Sin embargo, esos recursos deberán ser reintegrados dentro del mismo ejercicio fiscal, es decir, antes de que finalice 2026. El objetivo principal es brindar alivio financiero inmediato a las administraciones provinciales, que atraviesan un deterioro en sus ingresos.
Según distintos informes, las transferencias automáticas cayeron alrededor de un 6,4% en el primer trimestre, mientras que la coparticipación registró descensos interanuales cercanos al 7% en marzo. El nuevo esquema establece además una tasa de interés del 15% para estos adelantos, considerablemente menor a la que enfrentarían las provincias si buscaran financiamiento en el mercado, donde las tasas pueden duplicar ese nivel.

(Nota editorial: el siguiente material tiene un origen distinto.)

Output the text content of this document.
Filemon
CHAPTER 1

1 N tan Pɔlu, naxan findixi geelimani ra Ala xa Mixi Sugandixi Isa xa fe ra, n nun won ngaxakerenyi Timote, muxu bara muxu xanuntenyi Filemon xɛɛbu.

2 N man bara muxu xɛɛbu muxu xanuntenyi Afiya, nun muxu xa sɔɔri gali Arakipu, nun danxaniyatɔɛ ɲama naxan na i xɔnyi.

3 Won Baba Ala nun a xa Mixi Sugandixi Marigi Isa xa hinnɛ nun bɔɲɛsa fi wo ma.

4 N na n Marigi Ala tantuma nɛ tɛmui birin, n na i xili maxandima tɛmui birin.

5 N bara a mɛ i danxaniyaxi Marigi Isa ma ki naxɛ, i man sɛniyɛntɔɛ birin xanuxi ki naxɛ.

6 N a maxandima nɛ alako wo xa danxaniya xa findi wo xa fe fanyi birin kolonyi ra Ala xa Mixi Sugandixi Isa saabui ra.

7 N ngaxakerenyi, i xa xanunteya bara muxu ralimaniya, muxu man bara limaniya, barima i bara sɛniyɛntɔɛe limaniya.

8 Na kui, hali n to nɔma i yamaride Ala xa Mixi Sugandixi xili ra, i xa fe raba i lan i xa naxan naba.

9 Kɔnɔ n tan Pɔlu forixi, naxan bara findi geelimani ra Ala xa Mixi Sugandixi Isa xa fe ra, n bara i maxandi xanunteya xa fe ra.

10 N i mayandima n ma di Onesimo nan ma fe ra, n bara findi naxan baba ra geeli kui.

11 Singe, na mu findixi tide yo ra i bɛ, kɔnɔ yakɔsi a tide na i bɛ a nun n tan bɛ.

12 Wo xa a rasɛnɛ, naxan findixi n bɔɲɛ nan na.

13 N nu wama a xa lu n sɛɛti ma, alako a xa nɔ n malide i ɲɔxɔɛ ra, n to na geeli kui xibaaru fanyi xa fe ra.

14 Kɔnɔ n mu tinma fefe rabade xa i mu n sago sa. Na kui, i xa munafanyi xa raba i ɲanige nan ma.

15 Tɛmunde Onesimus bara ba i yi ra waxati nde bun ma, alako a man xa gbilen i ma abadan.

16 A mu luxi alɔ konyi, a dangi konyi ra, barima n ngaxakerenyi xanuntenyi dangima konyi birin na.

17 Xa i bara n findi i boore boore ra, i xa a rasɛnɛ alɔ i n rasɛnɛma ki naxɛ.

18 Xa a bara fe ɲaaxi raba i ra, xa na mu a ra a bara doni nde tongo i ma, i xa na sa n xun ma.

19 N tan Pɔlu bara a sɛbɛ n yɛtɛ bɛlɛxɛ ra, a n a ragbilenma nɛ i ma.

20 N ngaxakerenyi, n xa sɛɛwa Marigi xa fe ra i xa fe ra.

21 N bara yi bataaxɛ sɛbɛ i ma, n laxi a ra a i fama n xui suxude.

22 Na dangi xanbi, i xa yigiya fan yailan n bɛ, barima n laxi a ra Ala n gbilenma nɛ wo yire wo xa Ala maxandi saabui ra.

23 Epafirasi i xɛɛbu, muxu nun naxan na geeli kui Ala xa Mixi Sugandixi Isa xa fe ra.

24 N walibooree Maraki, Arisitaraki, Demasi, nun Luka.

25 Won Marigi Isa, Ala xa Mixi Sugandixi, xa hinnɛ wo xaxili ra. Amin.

Desde el Gobierno señalaron que este mecanismo permite ordenar la asistencia financiera, fijando un tope global y reglas claras, a diferencia de los pedidos extraordinarios que se realizaban de forma mensual. A su vez, la asignación de los montos específicos quedará en manos de la Secretaría de Hacienda, que evaluará la capacidad de repago de cada jurisdicción.
En paralelo, la decisión también se interpreta como un gesto político en medio de la negociación con gobernadores, en un escenario marcado por tensiones fiscales y la necesidad de sostener acuerdos legislativos para avanzar con reformas impulsadas por la Casa Rosada.